Ship Notes: What to Share After Every Release
Most Deploys Disappear
You shipped a fix at 11 PM. You pushed a feature on Saturday morning. You refactored something ugly into something clean. Nobody noticed. Not because the work was small, but because you never said anything about it.
This is the default for most builders. The code goes out, the deploy succeeds, and the moment passes. Weeks later you struggle to remember what you shipped last month, let alone explain it to someone who might care.
Ship notes fix this. Not a changelog. Not a PR description. A short, public note that captures the thinking behind each release—written for humans, not machines.
Why Changelogs Aren't Enough
A changelog says what changed. "Added pagination to search results." Fine. But it doesn't tell anyone why that matters, what problem it solves, or where the product is headed. It's an artifact for existing users who already have context.
Ship notes are different. They're written for the person who doesn't use your product yet. The future collaborator, the curious founder, the early customer scanning your work for signs of momentum. They answer the question every outsider asks: "Is this person actually building something real, or just tinkering?"
The Four-Part Format
Keep it simple. Every ship note has four sections, none of them long.
Context. What prompted this work? A user complained. You noticed a drop-off. You hit a wall scaling something. One or two sentences that ground the reader in the problem.
Change. What did you ship? Describe the outcome, not the implementation. "Search results now load in pages of twenty" tells people what happened. No need to explain how pagination works under the hood.
Outcome. What's different now? Faster experience, fewer support questions, a use case that wasn't possible before. This is where the note earns its keep. If you can't articulate the outcome, the work might not have been worth narrating—or you might not yet understand your own product well enough.
What's next. One sentence about where this leads. It creates a thread. People who read multiple ship notes start to see a trajectory, and trajectory builds trust over time.
Four sections, often no more than 150 words total. You can write it in the time it takes your deploy to finish.
What Not to Share
Ship notes are public. Spend thirty seconds thinking about what belongs and what doesn't.
Share the problem and the outcome. Skip internal architecture, specific tooling decisions, security mechanisms, or anything that would help a competitor skip your hard-earned lessons. "We improved tenant isolation" is fine. Describing how you did it is not.
A good rule: if the sentence would make sense to a potential customer, keep it. If it would only make sense to someone reading your source code, cut it.

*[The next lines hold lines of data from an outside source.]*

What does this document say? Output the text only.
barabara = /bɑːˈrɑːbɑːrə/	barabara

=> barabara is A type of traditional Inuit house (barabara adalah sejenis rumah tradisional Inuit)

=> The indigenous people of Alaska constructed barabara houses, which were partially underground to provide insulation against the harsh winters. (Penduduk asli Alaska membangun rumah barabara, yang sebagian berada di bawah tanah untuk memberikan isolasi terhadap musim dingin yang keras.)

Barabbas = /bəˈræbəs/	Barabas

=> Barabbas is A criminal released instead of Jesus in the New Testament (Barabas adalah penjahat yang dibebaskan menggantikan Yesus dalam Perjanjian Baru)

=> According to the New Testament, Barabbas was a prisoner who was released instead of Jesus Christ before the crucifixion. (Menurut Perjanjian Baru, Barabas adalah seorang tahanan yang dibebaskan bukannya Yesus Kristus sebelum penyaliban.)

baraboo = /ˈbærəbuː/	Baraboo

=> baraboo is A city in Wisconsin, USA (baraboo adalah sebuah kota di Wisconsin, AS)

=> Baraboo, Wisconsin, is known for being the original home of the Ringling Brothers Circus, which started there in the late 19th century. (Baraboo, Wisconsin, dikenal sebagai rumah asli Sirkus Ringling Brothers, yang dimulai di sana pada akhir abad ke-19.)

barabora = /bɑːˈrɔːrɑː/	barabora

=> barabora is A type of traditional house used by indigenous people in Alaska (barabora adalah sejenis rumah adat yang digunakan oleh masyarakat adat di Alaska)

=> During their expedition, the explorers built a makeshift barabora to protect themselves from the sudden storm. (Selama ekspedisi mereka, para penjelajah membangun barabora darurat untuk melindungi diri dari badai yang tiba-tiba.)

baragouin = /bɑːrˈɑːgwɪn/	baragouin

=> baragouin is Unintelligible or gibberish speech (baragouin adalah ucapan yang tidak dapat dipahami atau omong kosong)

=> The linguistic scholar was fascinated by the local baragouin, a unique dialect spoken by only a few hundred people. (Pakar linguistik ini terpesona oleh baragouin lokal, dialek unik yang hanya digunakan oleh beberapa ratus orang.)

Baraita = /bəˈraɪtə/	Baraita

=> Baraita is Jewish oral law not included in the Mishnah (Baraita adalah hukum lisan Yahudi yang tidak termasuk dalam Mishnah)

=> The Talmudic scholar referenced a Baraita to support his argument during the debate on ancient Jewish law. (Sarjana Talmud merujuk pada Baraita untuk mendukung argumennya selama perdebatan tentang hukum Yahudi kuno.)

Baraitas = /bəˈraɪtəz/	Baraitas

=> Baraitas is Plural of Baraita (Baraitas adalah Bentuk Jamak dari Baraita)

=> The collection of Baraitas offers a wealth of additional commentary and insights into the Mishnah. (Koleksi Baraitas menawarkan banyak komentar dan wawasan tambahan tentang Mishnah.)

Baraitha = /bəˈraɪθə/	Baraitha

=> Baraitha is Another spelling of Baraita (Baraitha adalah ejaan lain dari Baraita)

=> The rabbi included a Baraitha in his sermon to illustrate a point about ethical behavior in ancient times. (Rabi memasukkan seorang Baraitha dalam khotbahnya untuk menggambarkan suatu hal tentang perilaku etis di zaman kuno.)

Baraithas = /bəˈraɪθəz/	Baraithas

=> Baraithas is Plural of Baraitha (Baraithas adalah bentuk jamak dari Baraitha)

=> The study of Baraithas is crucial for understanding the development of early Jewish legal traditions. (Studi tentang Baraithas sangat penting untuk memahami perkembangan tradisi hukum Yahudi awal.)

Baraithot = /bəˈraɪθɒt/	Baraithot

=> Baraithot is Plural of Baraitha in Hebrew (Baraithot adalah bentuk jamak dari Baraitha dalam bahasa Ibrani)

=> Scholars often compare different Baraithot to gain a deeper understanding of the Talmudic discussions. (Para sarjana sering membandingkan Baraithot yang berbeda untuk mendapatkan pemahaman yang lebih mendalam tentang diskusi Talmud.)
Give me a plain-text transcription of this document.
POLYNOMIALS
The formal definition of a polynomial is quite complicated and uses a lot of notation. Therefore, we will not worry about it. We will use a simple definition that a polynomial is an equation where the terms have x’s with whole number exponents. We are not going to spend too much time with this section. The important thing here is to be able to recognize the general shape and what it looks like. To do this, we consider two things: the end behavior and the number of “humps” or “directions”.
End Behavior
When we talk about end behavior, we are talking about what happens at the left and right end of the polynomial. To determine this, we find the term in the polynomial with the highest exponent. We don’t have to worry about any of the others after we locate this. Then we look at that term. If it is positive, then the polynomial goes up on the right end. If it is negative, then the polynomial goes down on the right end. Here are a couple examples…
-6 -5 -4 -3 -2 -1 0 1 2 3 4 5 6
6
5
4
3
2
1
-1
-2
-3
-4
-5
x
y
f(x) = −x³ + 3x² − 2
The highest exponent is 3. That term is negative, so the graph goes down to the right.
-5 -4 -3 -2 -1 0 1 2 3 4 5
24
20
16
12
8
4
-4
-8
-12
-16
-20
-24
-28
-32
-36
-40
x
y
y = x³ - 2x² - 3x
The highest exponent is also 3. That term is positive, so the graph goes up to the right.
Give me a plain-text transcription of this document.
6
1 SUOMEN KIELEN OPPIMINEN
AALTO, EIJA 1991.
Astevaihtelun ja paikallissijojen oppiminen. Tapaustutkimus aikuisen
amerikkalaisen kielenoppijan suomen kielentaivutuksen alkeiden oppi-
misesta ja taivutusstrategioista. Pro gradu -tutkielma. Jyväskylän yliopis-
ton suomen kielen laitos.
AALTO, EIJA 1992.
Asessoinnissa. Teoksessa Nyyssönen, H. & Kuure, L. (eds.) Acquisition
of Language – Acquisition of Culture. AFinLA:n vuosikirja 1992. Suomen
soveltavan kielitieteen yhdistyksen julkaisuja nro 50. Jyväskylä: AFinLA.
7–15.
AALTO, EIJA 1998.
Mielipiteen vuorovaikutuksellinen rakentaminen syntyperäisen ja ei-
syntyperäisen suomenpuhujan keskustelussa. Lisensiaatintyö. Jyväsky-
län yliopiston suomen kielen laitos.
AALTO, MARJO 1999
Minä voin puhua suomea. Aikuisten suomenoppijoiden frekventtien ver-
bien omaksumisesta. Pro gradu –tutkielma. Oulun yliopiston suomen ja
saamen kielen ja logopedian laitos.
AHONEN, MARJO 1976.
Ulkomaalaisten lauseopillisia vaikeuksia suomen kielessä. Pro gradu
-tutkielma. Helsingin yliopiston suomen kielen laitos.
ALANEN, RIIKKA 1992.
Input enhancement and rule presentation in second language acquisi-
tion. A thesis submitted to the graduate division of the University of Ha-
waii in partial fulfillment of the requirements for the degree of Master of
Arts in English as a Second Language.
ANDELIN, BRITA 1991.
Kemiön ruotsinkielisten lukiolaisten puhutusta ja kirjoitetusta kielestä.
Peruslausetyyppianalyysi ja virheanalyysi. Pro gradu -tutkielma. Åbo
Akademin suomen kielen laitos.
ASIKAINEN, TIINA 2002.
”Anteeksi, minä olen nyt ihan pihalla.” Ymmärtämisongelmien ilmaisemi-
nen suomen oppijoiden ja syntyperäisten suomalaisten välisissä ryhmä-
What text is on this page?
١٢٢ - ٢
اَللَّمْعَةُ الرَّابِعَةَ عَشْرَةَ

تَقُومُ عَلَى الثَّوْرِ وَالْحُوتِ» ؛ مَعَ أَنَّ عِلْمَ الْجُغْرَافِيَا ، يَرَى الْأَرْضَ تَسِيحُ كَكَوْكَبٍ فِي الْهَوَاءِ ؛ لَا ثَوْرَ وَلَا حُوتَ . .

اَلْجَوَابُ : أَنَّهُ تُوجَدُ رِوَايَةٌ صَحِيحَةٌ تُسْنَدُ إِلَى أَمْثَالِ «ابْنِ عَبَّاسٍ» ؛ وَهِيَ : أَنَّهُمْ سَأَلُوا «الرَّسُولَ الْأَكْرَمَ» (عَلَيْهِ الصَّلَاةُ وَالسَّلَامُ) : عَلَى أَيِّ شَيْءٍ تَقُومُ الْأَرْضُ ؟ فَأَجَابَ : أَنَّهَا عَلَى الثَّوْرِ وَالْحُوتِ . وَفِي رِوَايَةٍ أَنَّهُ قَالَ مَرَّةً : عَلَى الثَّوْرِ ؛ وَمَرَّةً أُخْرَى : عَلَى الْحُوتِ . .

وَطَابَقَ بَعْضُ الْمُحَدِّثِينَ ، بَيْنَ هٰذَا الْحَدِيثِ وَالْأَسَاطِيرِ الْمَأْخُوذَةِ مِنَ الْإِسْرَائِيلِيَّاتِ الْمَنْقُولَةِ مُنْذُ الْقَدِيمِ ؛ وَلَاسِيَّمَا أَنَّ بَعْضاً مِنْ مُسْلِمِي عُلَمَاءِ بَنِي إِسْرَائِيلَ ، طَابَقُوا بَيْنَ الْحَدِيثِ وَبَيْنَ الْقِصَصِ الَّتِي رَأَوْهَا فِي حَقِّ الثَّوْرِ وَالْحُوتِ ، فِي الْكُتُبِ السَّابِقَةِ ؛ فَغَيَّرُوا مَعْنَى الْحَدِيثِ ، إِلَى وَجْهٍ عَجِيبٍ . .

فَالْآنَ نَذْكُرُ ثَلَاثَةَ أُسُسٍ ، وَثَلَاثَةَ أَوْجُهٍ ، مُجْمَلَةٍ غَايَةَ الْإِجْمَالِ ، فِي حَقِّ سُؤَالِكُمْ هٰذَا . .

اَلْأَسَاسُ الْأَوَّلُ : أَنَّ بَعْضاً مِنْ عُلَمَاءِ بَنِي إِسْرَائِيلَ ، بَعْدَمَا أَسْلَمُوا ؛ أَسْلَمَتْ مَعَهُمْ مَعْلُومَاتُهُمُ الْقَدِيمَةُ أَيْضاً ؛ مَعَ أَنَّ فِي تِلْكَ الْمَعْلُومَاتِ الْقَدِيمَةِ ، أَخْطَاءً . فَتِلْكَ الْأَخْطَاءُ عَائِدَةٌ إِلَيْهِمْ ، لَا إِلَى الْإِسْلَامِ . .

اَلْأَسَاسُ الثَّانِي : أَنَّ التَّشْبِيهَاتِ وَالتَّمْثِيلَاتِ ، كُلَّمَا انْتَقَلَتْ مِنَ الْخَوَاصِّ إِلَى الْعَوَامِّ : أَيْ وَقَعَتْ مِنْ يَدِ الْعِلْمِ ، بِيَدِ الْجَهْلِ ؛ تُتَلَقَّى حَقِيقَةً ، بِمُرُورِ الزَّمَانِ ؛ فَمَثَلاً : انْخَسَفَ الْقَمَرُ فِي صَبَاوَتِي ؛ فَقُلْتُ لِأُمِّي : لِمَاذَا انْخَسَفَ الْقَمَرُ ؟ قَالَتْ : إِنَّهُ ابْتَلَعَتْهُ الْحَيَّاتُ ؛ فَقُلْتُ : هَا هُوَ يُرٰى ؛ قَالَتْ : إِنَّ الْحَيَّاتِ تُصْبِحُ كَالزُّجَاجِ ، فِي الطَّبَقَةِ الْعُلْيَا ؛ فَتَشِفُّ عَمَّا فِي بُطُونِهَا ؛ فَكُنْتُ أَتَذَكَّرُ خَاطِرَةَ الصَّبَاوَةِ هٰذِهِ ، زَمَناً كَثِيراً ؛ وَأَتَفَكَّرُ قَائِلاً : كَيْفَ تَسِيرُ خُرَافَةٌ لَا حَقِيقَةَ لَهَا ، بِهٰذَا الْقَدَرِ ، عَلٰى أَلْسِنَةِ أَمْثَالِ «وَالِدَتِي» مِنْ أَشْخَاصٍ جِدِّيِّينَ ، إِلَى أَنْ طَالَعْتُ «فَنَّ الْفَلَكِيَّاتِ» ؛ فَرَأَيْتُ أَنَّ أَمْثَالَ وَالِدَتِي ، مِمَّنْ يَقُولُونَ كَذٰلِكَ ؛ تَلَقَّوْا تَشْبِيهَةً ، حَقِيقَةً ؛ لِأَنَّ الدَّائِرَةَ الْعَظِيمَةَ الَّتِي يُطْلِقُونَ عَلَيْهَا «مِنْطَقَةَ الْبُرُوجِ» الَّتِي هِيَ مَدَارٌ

This isn't about secrecy. It's about writing at the right altitude. Your audience cares about what your product does for them, not how your infrastructure is wired.
Consistency Beats Quality
The ship note you publish today doesn't need to be well-written. It needs to exist.
Builders who write one ship note per release—even rough, even short—end up with something valuable after a few months: a public record of steady progress. That record does work you can't do in a pitch deck or a landing page. It shows pace. It shows taste, because you're choosing what to build and explaining why. It shows follow-through, because each "what's next" eventually becomes the "context" of a future note.
This compounds. Ten ship notes are a curiosity. Fifty are a signal. A hundred are a reputation.
You don't need to publish on a schedule. Publish on every release. Some weeks that's three notes. Some weeks it's zero. The cadence follows the work, not a content calendar.
Where to Put Them
Wherever your audience already is. A dedicated page on your site. A social feed. A section of your blog. The format is portable because it's short.
The only requirement: they should be browsable in sequence. Someone who finds one ship note should be able to scroll backward through earlier ones and see the full arc. That's where the compounding happens.
The Real Audience Is Future You
Here's the part nobody talks about. Ship notes aren't just for your audience. They're for you, six months from now, when an investor asks what you shipped last quarter. When a potential co-founder wants to see how you think. When you're writing a postmortem and need to reconstruct the timeline.
Every deploy you narrate becomes a decision you can revisit. Every outcome you record becomes a data point for what actually moved the needle.
Start With the Next Deploy
You don't need a template. You don't need a tool. You need four short paragraphs and the discipline to hit publish before you move on to the next task.
Context, change, outcome, what's next. Write it once. Then write it again after the next release. Keep going. The record builds itself.